December 3rd, 2019
Customers in Frankfurt the region could not use the service for a significant amount of time.
Event Description: An entire cluster became non-operational, and when it was recovered - Kibana was unavailable due to a human error
Factors Leading to Event: Due to external network layer issues, one of our production Elasticsearch clusters stopped working entirely.
A bit later, a human error (see details below) further exacerbated the problem by causing data corruption in our database.
The data corruption prevented Kibana from restarting once the cluster was recovered.
All times are in UTC
Dec 3rd, 3:10 pm: One of our clusters experienced network issues, causing node-quorum to be lost and data to not be available. This affected a small portion of our customers in that region which were running on that environment.
Dec 3rd, 3:15 pm: The Production team worked to recover the cluster, client nodes were restarted, network errors were still very frequent.
Dec 3rd, 3:23 pm: Network layer errors became less frequent.
Dec 3rd, 3:52 pm: Immediately after that, a totally unrelated track, a developer mistakenly ran the platform’s integration tests that tests against production data. These tests included a failed migration in the database which affected production. This would come into effect when trying to recover the damaged cluster.
Dec 3rd, 4:28 pm: Node-quorum regained. Affected cluster started recovery.
Dec 3rd, 4:35 pm: At this point, it was already evident that the kibana application is not available and the Production team directed its efforts towards this problem.
Dec 3rd, 4:40 pm: Logs ingestion back to normal. Lag decreasing gradually. Kibana is unavailable.\
Dec 3rd, 5:10 pm: The root cause has been identified as a failed migration in the database schema, which prevented the services which were restarted due to the cluster failure, from starting up.
Dec 3rd, 5:17 pm: The data corruption in the database was fixed.
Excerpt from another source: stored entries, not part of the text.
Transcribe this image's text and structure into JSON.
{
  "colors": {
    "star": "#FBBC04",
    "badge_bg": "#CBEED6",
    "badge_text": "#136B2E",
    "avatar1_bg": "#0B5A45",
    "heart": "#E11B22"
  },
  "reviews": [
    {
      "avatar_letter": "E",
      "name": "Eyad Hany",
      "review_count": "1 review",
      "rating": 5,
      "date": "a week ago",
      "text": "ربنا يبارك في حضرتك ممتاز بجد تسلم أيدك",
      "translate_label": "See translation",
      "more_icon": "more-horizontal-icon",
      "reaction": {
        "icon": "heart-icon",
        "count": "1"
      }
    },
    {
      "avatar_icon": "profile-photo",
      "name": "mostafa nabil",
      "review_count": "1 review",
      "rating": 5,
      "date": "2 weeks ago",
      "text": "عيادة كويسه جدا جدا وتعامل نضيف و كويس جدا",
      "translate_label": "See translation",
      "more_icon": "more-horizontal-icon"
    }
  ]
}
Dec 3rd, 5:29 pm: The Kibana-related services managed to start and Kibana became available again.
Dec 3rd, 5:30 pm: The cluster became healthy and the latency was gone.
Logz.io is committed to provide a stable service to its customers and aims to automate solutions to any issue.
The network layer issues exposed a new weakness in our system, and caused unfortunate damage to our customers, and a human error caused another incident at the same time and made additional damage. We’re going to invest significant resources to make sure these do not occur again.
We are committed to create a solution that will minimize the damage in future network incidents, and secure our database from human errors.